You are currently browsing the category archive for the ‘Random matrix theory’ category.

During the past week, while at Hawaii for the IEEE 802.11 interim, I happened to glance this NY times article. The story is about a New Hampshire professor Yitang Zhang coming out with a recent proof on establishing a finite bound on the gap between prime numbers.  While browsing the details, there are more details emerging as several pieces of blog and articles and reviews are being written (and some are still being written). Now, looks like the claim is more or less accepted by pundits in the field, and termed as a beautiful mathematical breakthrough. As an outsider sitting with curiosity, I feel nice to scratch the surface of this new finding.

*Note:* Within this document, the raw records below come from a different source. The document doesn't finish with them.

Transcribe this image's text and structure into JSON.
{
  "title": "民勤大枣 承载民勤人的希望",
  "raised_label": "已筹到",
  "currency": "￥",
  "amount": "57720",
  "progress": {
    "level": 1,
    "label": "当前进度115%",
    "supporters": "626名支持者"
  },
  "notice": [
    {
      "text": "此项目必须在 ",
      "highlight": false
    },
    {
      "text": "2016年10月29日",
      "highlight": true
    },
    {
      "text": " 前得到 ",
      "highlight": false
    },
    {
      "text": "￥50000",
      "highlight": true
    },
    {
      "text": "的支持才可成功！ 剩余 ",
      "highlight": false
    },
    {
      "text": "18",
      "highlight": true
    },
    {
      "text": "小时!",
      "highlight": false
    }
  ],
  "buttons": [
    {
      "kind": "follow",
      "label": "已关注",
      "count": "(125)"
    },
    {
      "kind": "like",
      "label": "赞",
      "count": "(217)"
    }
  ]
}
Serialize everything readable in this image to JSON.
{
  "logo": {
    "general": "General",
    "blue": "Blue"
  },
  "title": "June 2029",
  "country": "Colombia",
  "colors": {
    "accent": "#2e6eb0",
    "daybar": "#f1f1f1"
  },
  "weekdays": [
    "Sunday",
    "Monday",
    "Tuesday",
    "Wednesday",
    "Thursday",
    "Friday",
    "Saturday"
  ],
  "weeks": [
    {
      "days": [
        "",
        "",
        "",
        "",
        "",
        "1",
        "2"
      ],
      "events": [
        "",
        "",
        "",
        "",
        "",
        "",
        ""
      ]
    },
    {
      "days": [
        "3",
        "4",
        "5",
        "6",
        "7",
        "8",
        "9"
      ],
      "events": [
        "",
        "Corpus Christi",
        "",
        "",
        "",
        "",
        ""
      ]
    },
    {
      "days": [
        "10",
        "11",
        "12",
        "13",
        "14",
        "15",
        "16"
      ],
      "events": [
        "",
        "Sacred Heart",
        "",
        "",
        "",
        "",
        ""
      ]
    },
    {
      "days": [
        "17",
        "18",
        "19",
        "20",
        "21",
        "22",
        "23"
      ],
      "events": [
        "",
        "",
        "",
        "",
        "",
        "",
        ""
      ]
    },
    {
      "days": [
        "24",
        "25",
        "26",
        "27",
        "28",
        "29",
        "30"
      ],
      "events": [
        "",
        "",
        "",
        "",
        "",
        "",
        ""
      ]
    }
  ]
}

The subject surrounding this news is number theory, prime numbers to be precise. The question of interest is on the gap between adjacent prime numbers. We know that $2$ and $3$ are prime with a gap of $1$, but this is truly a special case and unique per definition. The gap between $3$ and $5$ is 2. Similarly $5$ and $7$ differ by $2$. One may have thought that, the gap between successive primes go up as we flee along the number line. Not quite. For example, we can see that there are a lot of pairs with a gap of 2.  The easy ones are (3, 5), (5, 7), (11, 13), (17, 19), (29, 31), (41, 43), (59, 61), (71, 73), (101, 103), (107, 109), (137, 139) and the list goes on. It was conjectured that there are infinitely many such pairs, but the proof of that is not quite as easy as yet! It is known that there are precisely $808,675,888,577,436$ below $10^{18}$, but infinity is still a lot far from $10^{18}$! An interesting quest was to really prove that there are infinitely many twin primes, but this still remain as an open conjecture.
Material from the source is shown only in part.